Member of the Idaho House of Representatives from the District 7 seat B district
- In office December 1, 2012 – December 1, 2020
- Preceded by: John Rusche
- Succeeded by: Charlie Shepherd

Member of the Idaho House of Representatives from the District 8 seat B district
- In office December 1, 2004 – December 1, 2012
- Preceded by: Charles Cuddy
- Succeeded by: Lenore Hardy Barrett

Personal details
- Born: December 21, 1942 (age 83) Boise, Idaho
- Party: Republican
- Alma mater: Boise Junior College
- Profession: Manager, Shepherd Sawmill and Log Home

= Paul Shepherd (politician) =

American politician and businessman from Idaho

Paul E. Shepherd (born December 21, 1942) is an American politician and businessman from Idaho. Shepherd is a Republican former member of Idaho House of Representatives for District 7 seat B. His son, Charlie, succeeded in District 7 seat B.

== Early life ==
On December 21, 1942, Shepherd was born in Boise, Idaho. Shepherd graduated from Boise High School.

==Education==
Shepherd attended Boise Junior College (later accredited as Boise State University).

== Career ==
Shepherd is a former Partner/Manager of Shepherd Sawmill and Log Homes Incorporated.

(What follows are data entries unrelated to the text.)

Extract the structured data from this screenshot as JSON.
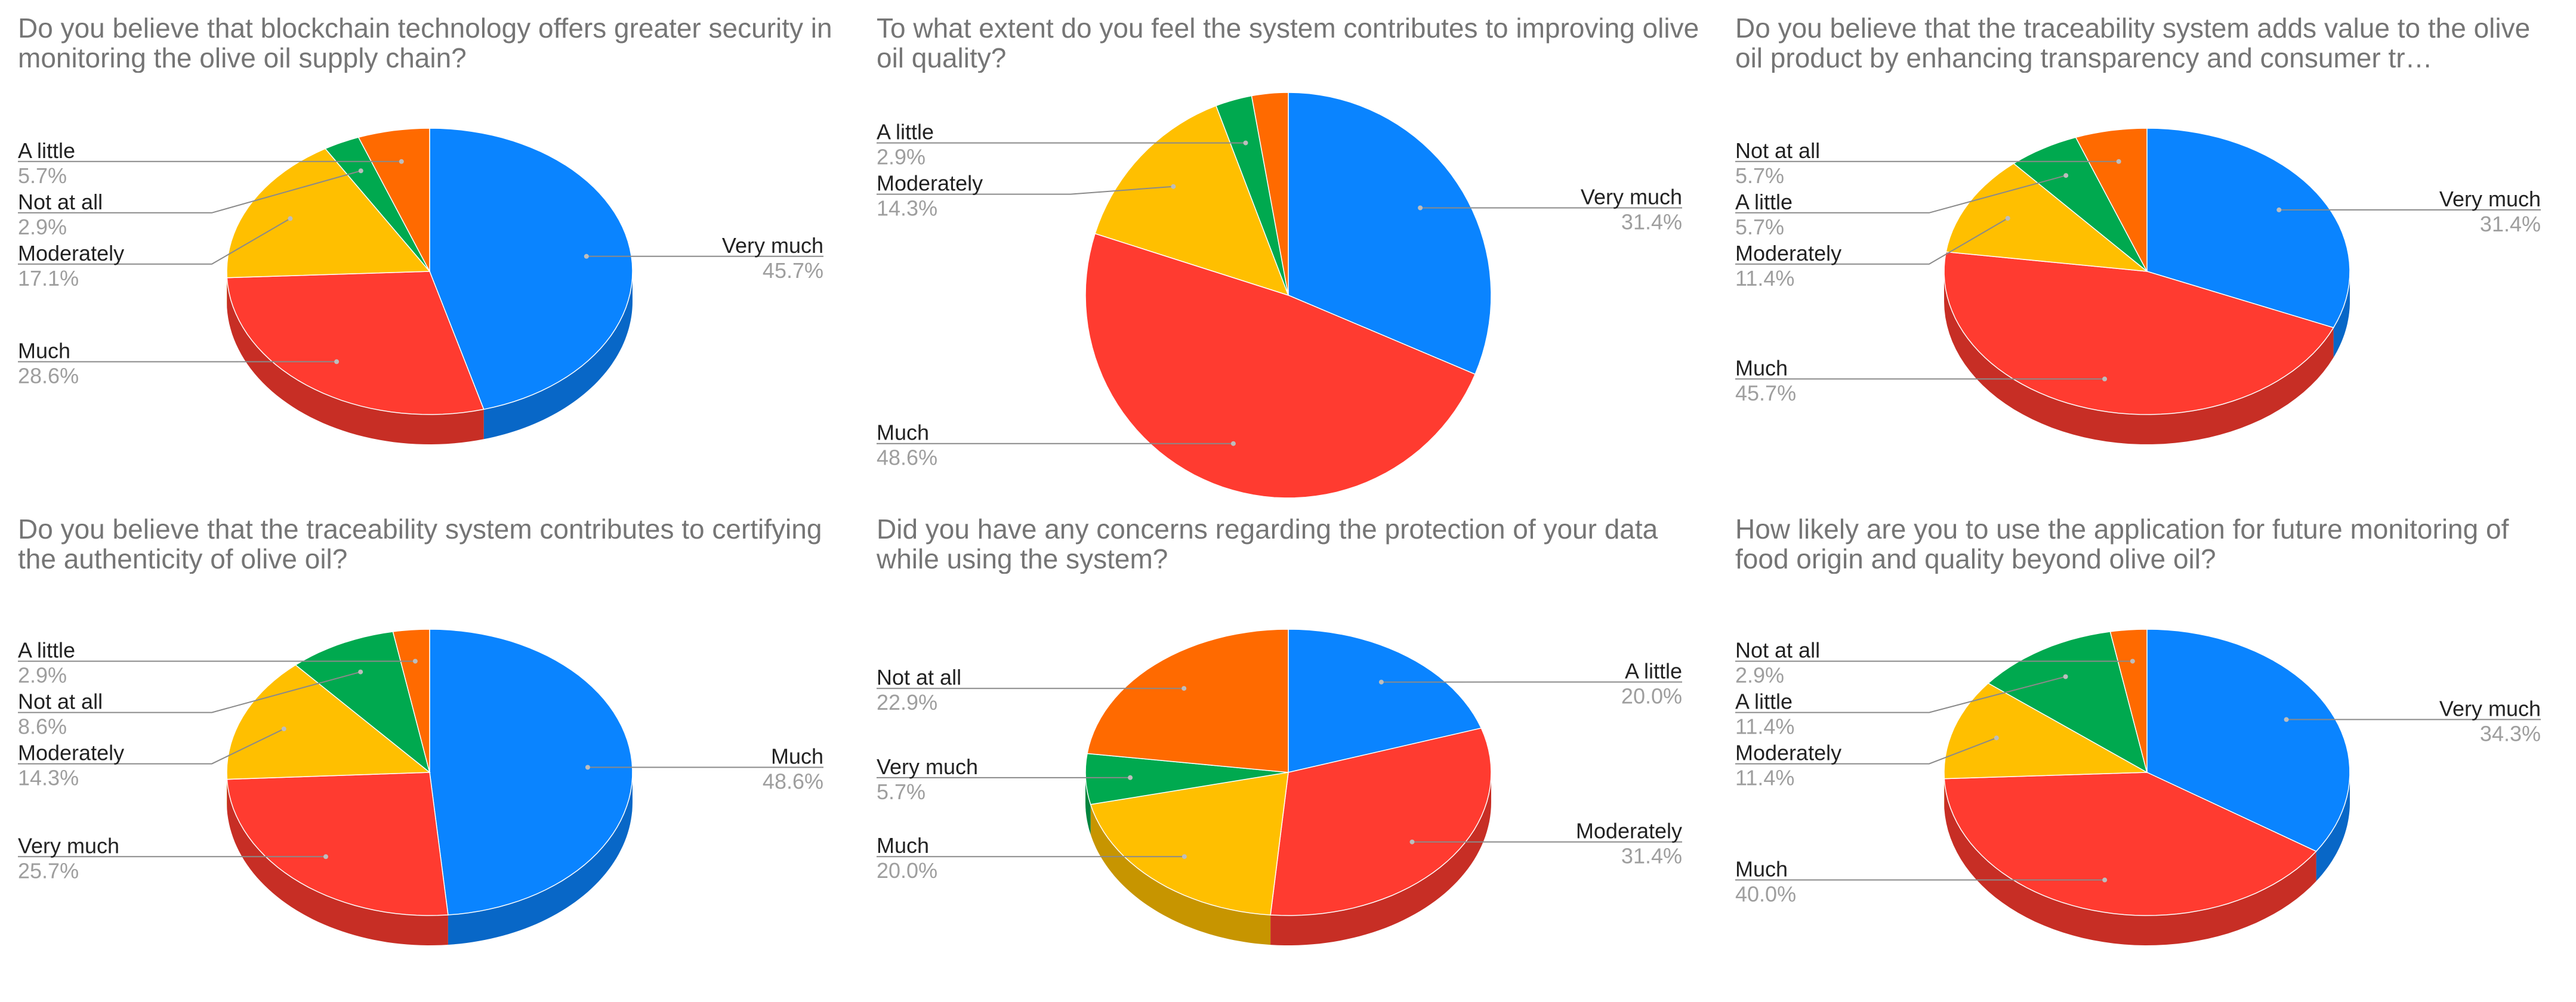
{
  "colors": {
    "blue": "#0a84ff",
    "red": "#ff3b30",
    "yellow": "#ffbf00",
    "green": "#00a94f",
    "orange": "#ff6a00",
    "leader": "#8a8a8a",
    "title": "#757575"
  },
  "chart_data": [
    {
      "type": "pie",
      "style": "3d",
      "title": "Do you believe that blockchain technology offers greater security in monitoring the olive oil supply chain?",
      "slices": [
        {
          "label": "Very much",
          "value": 45.7,
          "pct": "45.7%",
          "color": "#0a84ff",
          "side": "right"
        },
        {
          "label": "Much",
          "value": 28.6,
          "pct": "28.6%",
          "color": "#ff3b30",
          "side": "left"
        },
        {
          "label": "Moderately",
          "value": 17.1,
          "pct": "17.1%",
          "color": "#ffbf00",
          "side": "left"
        },
        {
          "label": "Not at all",
          "value": 2.9,
          "pct": "2.9%",
          "color": "#00a94f",
          "side": "left"
        },
        {
          "label": "A little",
          "value": 5.7,
          "pct": "5.7%",
          "color": "#ff6a00",
          "side": "left"
        }
      ]
    },
    {
      "type": "pie",
      "style": "flat",
      "title": "To what extent do you feel the system contributes to improving olive oil quality?",
      "slices": [
        {
          "label": "Very much",
          "value": 31.4,
          "pct": "31.4%",
          "color": "#0a84ff",
          "side": "right"
        },
        {
          "label": "Much",
          "value": 48.6,
          "pct": "48.6%",
          "color": "#ff3b30",
          "side": "left"
        },
        {
          "label": "Moderately",
          "value": 14.3,
          "pct": "14.3%",
          "color": "#ffbf00",
          "side": "left"
        },
        {
          "label": "A little",
          "value": 2.9,
          "pct": "2.9%",
          "color": "#00a94f",
          "side": "left"
        },
        {
          "label": "",
          "value": 2.9,
          "pct": "",
          "color": "#ff6a00",
          "side": "none"
        }
      ]
    },
    {
      "type": "pie",
      "style": "3d",
      "title": "Do you believe that the traceability system adds value to the olive oil product by enhancing transparency and consumer tr…",
      "slices": [
        {
          "label": "Very much",
          "value": 31.4,
          "pct": "31.4%",
          "color": "#0a84ff",
          "side": "right"
        },
        {
          "label": "Much",
          "value": 45.7,
          "pct": "45.7%",
          "color": "#ff3b30",
          "side": "left"
        },
        {
          "label": "Moderately",
          "value": 11.4,
          "pct": "11.4%",
          "color": "#ffbf00",
          "side": "left"
        },
        {
          "label": "A little",
          "value": 5.7,
          "pct": "5.7%",
          "color": "#00a94f",
          "side": "left"
        },
        {
          "label": "Not at all",
          "value": 5.7,
          "pct": "5.7%",
          "color": "#ff6a00",
          "side": "left"
        }
      ]
    },
    {
      "type": "pie",
      "style": "3d",
      "title": "Do you believe that the traceability system contributes to certifying the authenticity of olive oil?",
      "slices": [
        {
          "label": "Much",
          "value": 48.6,
          "pct": "48.6%",
          "color": "#0a84ff",
          "side": "right"
        },
        {
          "label": "Very much",
          "value": 25.7,
          "pct": "25.7%",
          "color": "#ff3b30",
          "side": "left"
        },
        {
          "label": "Moderately",
          "value": 14.3,
          "pct": "14.3%",
          "color": "#ffbf00",
          "side": "left"
        },
        {
          "label": "Not at all",
          "value": 8.6,
          "pct": "8.6%",
          "color": "#00a94f",
          "side": "left"
        },
        {
          "label": "A little",
          "value": 2.9,
          "pct": "2.9%",
          "color": "#ff6a00",
          "side": "left"
        }
      ]
    },
    {
      "type": "pie",
      "style": "3d",
      "title": "Did you have any concerns regarding the protection of your data while using the system?",
      "slices": [
        {
          "label": "A little",
          "value": 20.0,
          "pct": "20.0%",
          "color": "#0a84ff",
          "side": "right"
        },
        {
          "label": "Moderately",
          "value": 31.4,
          "pct": "31.4%",
          "color": "#ff3b30",
          "side": "right"
        },
        {
          "label": "Much",
          "value": 20.0,
          "pct": "20.0%",
          "color": "#ffbf00",
          "side": "left"
        },
        {
          "label": "Very much",
          "value": 5.7,
          "pct": "5.7%",
          "color": "#00a94f",
          "side": "left"
        },
        {
          "label": "Not at all",
          "value": 22.9,
          "pct": "22.9%",
          "color": "#ff6a00",
          "side": "left"
        }
      ]
    },
    {
      "type": "pie",
      "style": "3d",
      "title": "How likely are you to use the application for future monitoring of food origin and quality beyond olive oil?",
      "slices": [
        {
          "label": "Very much",
          "value": 34.3,
          "pct": "34.3%",
          "color": "#0a84ff",
          "side": "right"
        },
        {
          "label": "Much",
          "value": 40.0,
          "pct": "40.0%",
          "color": "#ff3b30",
          "side": "left"
        },
        {
          "label": "Moderately",
          "value": 11.4,
          "pct": "11.4%",
          "color": "#ffbf00",
          "side": "left"
        },
        {
          "label": "A little",
          "value": 11.4,
          "pct": "11.4%",
          "color": "#00a94f",
          "side": "left"
        },
        {
          "label": "Not at all",
          "value": 2.9,
          "pct": "2.9%",
          "color": "#ff6a00",
          "side": "left"
        }
      ]
    }
  ]
}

On November 2, 2004, Shepherd won the election and became a member of Idaho House of Representatives for District 8 seat B. Shepherd defeated Charles D. Cuddy with 50.2% of the votes. On November 7, 2006, as an incumbent, Shepherd won the election and continued serving District 8 seat B. Shepherd defeated Charlene Douglas with 61.39% of the votes. On November 4, 2008, as an incumbent, Shepherd won the election and continued serving District 8 seat B. Shepherd defeated Jim Rehder with 58.9% of the votes. On November 2, 2010, as an incumbent, Shepherd won the election and continued serving District 8 seat B. Shepherd defeated Jerry Lockhart with 70.2% of the votes.

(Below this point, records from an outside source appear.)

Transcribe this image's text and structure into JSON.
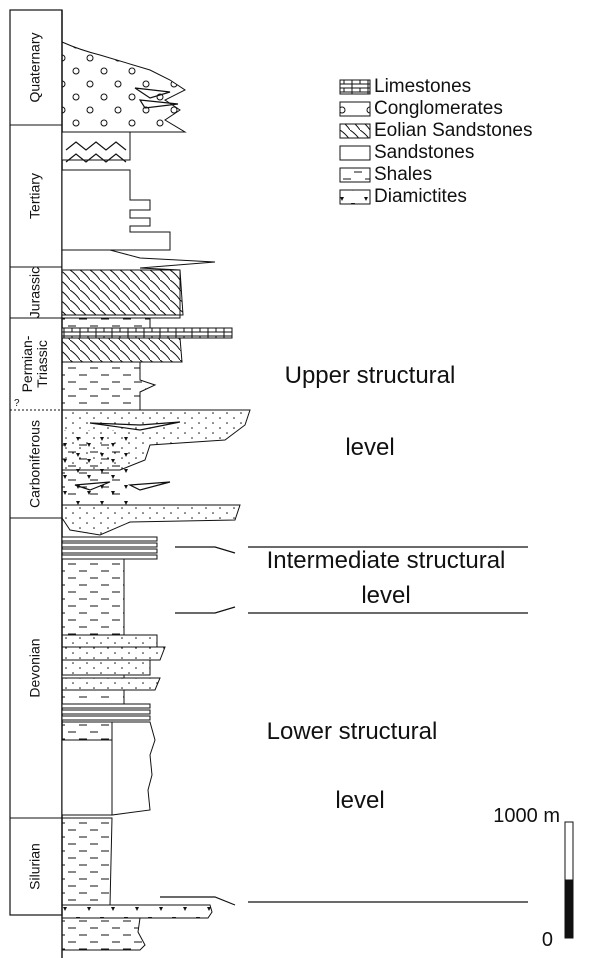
{
  "periods": [
    {
      "lines": [
        "Quaternary"
      ]
    },
    {
      "lines": [
        "Tertiary"
      ]
    },
    {
      "lines": [
        "Jurassic"
      ]
    },
    {
      "lines": [
        "Permian-",
        "Triassic"
      ]
    },
    {
      "lines": [
        "Carboniferous"
      ]
    },
    {
      "lines": [
        "Devonian"
      ]
    },
    {
      "lines": [
        "Silurian"
      ]
    }
  ],
  "uncertain_mark": "?",
  "legend": [
    "Limestones",
    "Conglomerates",
    "Eolian Sandstones",
    "Sandstones",
    "Shales",
    "Diamictites"
  ],
  "levels": [
    {
      "lines": [
        "Upper structural",
        "level"
      ]
    },
    {
      "lines": [
        "Intermediate structural",
        "level"
      ]
    },
    {
      "lines": [
        "Lower structural",
        "level"
      ]
    }
  ],
  "scale": {
    "top": "1000 m",
    "bottom": "0"
  }
}
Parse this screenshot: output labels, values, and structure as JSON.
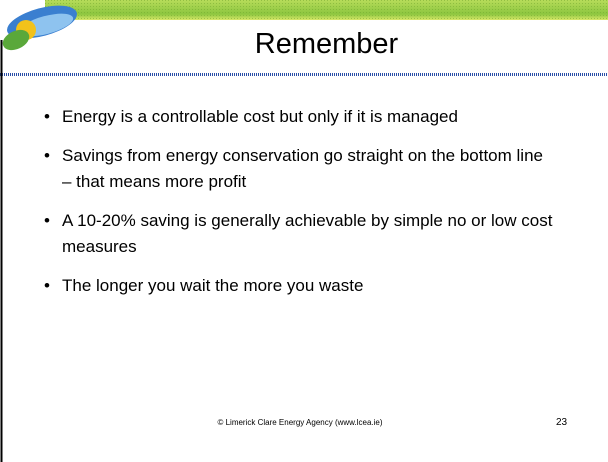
{
  "slide": {
    "title": "Remember",
    "bullets": [
      "Energy is a controllable cost but only if it is managed",
      "Savings from energy conservation go straight on the bottom line – that means more profit",
      "A 10-20% saving is generally achievable by simple no or low cost measures",
      "The longer you wait the more you waste"
    ],
    "footer": "© Limerick Clare Energy Agency (www.lcea.ie)",
    "page_number": "23"
  }
}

On November 6, 2012, Shepherd won the election and became a member of Idaho House of Representatives for District 7 seat B. Shepherd defeated Nancy M. Lerandeau with 67.3% of the votes. On November 4, 2014, as an incumbent, Shepherd won the election and continued serving District 7 seat B. On November 8, 2016, as an incumbent, Shepherd won the election unopposed and continued serving District 7 seat B. On November 6, 2018, as an incumbent, Shepherd won the election unopposed and continued serving District 7 seat B.

== Election history ==

District 8 House Seat B - Clearwater, Idaho, Lewis, and Valley County
| Year | Candidate | Votes | Pct | Candidate | Votes | Pct |
|---|---|---|---|---|---|---|
| 2004 Primary | Paul Shepherd | 5,321 | 100% |  |  |  |
| 2004 General | Paul Shepherd | 8,762 | 50.2% | Charles Cuddy (incumbent) | 8,698 | 49.8% |
| 2006 Primary | Paul Shepherd (incumbent) | 4,103 | 100% |  |  |  |
| 2006 General | Paul Shepherd (incumbent) | 8,603 | 61.4% | Charlene Douglas | 5,411 | 38.6% |
| 2008 Primary | Paul Shepherd (incumbent) | 4,286 | 100% |  |  |  |
| 2008 General | Paul Shepherd (incumbent) | 10,979 | 58.9% | Jim Rehder | 7,649 | 41.1% |
| 2010 Primary | Paul Shepherd (incumbent) | 5,110 | 100% |  |  |  |
| 2010 General | Paul Shepherd (incumbent) | 10,016 | 70.2% | Jerry Lockhart | 4,259 | 29.8% |

District 7 Seat B - Clearwater, Idaho, and Shoshone Counties and part of Bonner County
| Year | Candidate | Votes | Pct | Candidate | Votes | Pct |
|---|---|---|---|---|---|---|
| 2012 Primary | Paul Shepherd (incumbent) | 4,942 | 100% |  |  |  |
| 2012 General | Paul Shepherd (incumbent) | 12,095 | 67.3% | Nancy Lerandeau | 5,882 | 32.7% |
| 2014 Primary | Paul Shepherd (incumbent) | 4,217 | 100% |  |  |  |
| 2014 General | Paul Shepherd (incumbent) | 9,216 | 70.0% | Kenneth Meyers | 3,943 | 30.0% |
| 2016 Primary | Paul Shepherd (incumbent) | 3,251 | 73.2% | Kris Steneck | 1,193 | 26.8% |
| 2016 General | Paul Shepherd (incumbent) | 2,253 | 41.3% |  |  |  |
| 2018 Primary | Paul Shepherd (incumbent) | 3,197 | 58.7% | Phil Hart | 3,197 | 58.7% |

== Personal life ==
Shepherd's wife is Dawn Shepherd. They have nine children. Shepherd and his family live in Riggins, Idaho. Shepherd is a protestant.